4. The method according to claim 3, characterized in that, The process of determining the target keyword based on the candidate search terms includes: Search for search terms related to local content information from the candidate search terms; Search terms related to local content information are used as the target keywords.

5. The method according to claim 1 or 2, characterized in that, The method further includes: Obtain media resource information; Extract keywords including geographic location and / or local keywords from the media resource information; The target keywords are the keywords of the geographical location and / or local keywords, which have local characteristics.

6. The method according to claim 1, characterized in that, The target keywords are multiple, and the location information includes historical location information and current location information; the location information and the target keywords are fused to generate multiple recommended words, including: The location information and the target keywords are deduplicated; The deduplicated results are then concatenated with keywords to generate the multiple recommended terms.

7. A device for determining recommendation terms, characterized in that, include: The first acquisition module is used to acquire the location information of the terminal, and based on the location information of the terminal, acquire the target historical search behavior data corresponding to the location information; The second acquisition module is used to process and analyze the target historical search behavior data, determine multiple search terms, and extract target keywords with local features from the multiple search terms; wherein, the local features are used to represent features associated with the location information; A recommendation word generation module is used to fuse the location information and the target keywords with local features to generate multiple recommendation words; obtain a recommendation word set based on the multiple recommendation words; fuse the recommendation word set into a recommendation recall set to participate in the recommendation model ranking; and push local words based on the location information; wherein, the recommendation recall set is determined by the following methods: if the target user is a new user, then obtain the attribute corresponding to the target user, the attribute being generated by pushing information to the target user through cold start; obtain a first keyword matching the attribute from the target keywords, and obtain a first search result associated with the first keyword; if the target user is a historical user, then... Based on search behavior trend statistics, user behavior and geographic location information are obtained after user authorization; a second keyword matching the user behavior and geographic location information is obtained from the target keyword, and a second search result associated with the second keyword is obtained; if the terminal used by the target user is detected to have a trigger operation for performing input events, the target user's current behavior data, including context information, is obtained after user authorization; target association information associated with the context information is obtained; and a recommendation recall set is generated by combining the first keyword, the first search result, the second keyword, the second search result, and the target association information.

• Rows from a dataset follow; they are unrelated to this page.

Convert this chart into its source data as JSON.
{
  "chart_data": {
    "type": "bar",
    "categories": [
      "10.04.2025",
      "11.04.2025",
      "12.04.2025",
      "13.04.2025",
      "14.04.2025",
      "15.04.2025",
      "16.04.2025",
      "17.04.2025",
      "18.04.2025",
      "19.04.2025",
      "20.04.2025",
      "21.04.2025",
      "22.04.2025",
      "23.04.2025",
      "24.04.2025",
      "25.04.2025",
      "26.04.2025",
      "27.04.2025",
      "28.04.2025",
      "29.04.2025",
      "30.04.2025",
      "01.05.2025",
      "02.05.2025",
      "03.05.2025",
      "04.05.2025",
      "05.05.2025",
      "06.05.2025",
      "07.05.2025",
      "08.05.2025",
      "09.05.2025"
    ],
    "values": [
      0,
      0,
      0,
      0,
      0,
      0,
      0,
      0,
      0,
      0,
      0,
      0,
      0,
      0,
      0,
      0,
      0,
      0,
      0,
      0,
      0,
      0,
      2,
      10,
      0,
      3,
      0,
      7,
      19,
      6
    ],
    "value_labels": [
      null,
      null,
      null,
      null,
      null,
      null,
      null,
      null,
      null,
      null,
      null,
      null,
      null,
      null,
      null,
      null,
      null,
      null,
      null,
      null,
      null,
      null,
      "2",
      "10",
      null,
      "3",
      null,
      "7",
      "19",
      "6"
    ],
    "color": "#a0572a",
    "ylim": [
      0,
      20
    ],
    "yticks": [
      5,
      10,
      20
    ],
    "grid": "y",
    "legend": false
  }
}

8. An electronic device, characterized in that, include: At least one processor and memory; The memory stores computer-executed instructions; The at least one processor executes computer execution instructions stored in the memory, causing the at least one processor to perform the recommendation word determination method as described in any one of claims 1 to 6.

9. A computer-readable storage medium, characterized in that, The computer-readable storage medium stores computer-executable instructions, which, when executed by a processor, implement the recommendation word determination method as described in any one of claims 1 to 6.